На протяжении мили туннель постепенно снижался, после чего выровнялся, раздавшись при этом в ширину и глубину. Здесь Найл столкнулся с одним загадочным явлением. В потолке виднелась трещина, через которую сочилась вода, совсем как из прохудившейся крыши. Обратив внимание на сверкающую чистоту струй, Найл вдруг понял, что это не вода, а жизненная сила, образующая слой вроде той синеватой изморози, что оседала на буром лишайнике пещеры. Здесь она скапливалась во впадине на полу, образуя большую лужу.
Шагнувший туда человек-хамелеон остановился так, что струйка жидкости попадала ему на голову, и ненадолго замер. Когда вслед за ним под необычной трещиной проходил Найл, он понял, почему провожатый поступил именно так. Стекающая с темени по лицу голубоватая жидкость давала невыразимо приятное ощущение бодрящей жизненности. Удивительно даже, что провожатый задержался так ненадолго.
Спустя минуту стало понятно и это. Игристая сила заполняла тело светлым блаженством, точно какая-нибудь изысканная еда или питье. Но так же быстро выяснилось: находиться здесь чересчур долго нежелательно. Насыщение энергией сменялось легким головокружением: что-то вроде тошноты, вызванной перееданием. Дальше он зашагал в состоянии какого-то залихватского, беспечного счастья, будто хватил лишку.
Кстати, вот что еще. Ощущение, будто стены живые и полны отрешенных лиц, лишь усилилось.
Участок дороги шел ровно, без уклона, но земля под ногами сделалась такой каменистой и щербатой, что Найл невзначай даже запнулся и упал на четвереньки; подняться помог провожатый, шедший сзади. Непонятно даже, откуда у пола появилась такая строптивость: он как будто специально подкарауливал нерадивых путешественников, норовя повредить чью-нибудь лодыжку. Что до стен с потолком, то на них появились острые зазубренные выступы. Сам туннель сделался намного шире, а потолок уже вдвое превышал рост Найла.
Хамелеонам, судя по всему, путь давался гораздо легче: неровности они огибали с непринужденной грацией кошек.
Справа и слева по ходу теперь встречались ответвления, и число их росло; постепенно место обретало сходство с сотами. Многие из этих боковых туннелей уходили под острым углом. Стало вдруг ясно, что вокруг пошли совсем иные места, а контакт с хамелеонами свидетельствовал, что здешние обитатели не имеют с ними ничего общего.
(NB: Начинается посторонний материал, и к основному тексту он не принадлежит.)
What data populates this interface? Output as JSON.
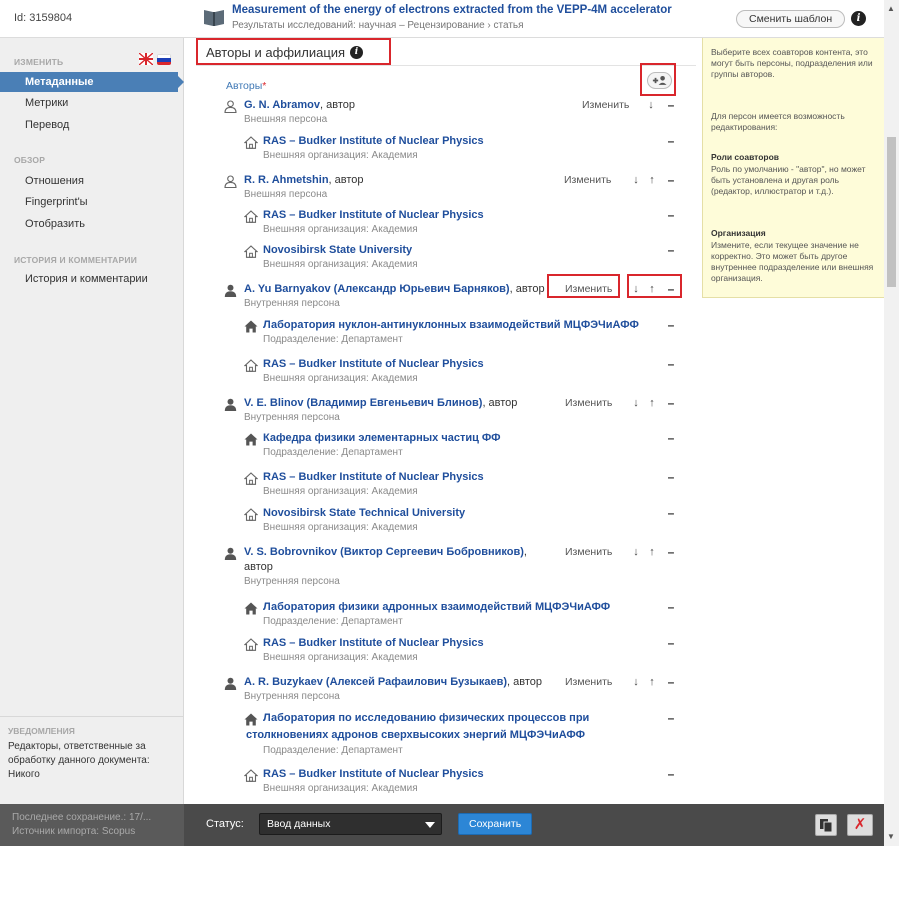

Из ответвлений тянуло сквозняком, и воздух стал заметно холоднее. В самом сквозняке чуялся странноватый острый запах – непонятный, но чем-то напоминающий тот, что стоял в лавке у Голо-точильщика. Запах тот возникал, когда Голо в снопах искр затачивал на точиле ножи, охлаждая при этом лезвия струйкой беловатой жидкости, стекавшей по желобку.
Еще четверть мили, и запах сделался таким сильным, что от него першило в горле и слезились глаза. Чтобы не закашляться, Найл полез под рубаху и повернул там медальон. На облегчение, тот унял позыв, не вызвав при этом болевых ощущений. Правда, не обошлось и без последствий: Найл уже оборвал контакт с хамелеонами, что не замедлило сказаться на освещении – в подземелье тут же сделалось темнее.
Туннель внезапно кончился, и провожатый впереди остановился. Притормозил было и Найл и тут же отпрянул так резко, что натолкнулся на шедшего сзади. Он стоял в нескольких метрах от края пропасти. И хотя из-за сумрака видеть далеко не мог, дующий снизу ветер указывал, что в трех шагах – доподлинная бездна в несколько миль глубиной. Ветер был теплым, причем именно он являлся источником запаха, поедом евшего глаза. Незнакомый с извержениями вулкана, Найл не ведал, что это запах расплавленной лавы.
Наверх, покуда хватает глаз, сплошной стеной уходил утес; даже голова закружилась. По обе стороны каймой стелился карниз метра в три шириной и дальше тонул в непроглядной тьме. Хорошо, что Найл хоть успел повернуть медальон. Он вообще недолюбливал высоту, а тут и подавно впору коленям затрястись. Отступив, он притиснулся плечами к скале: хоть как-то безопаснее.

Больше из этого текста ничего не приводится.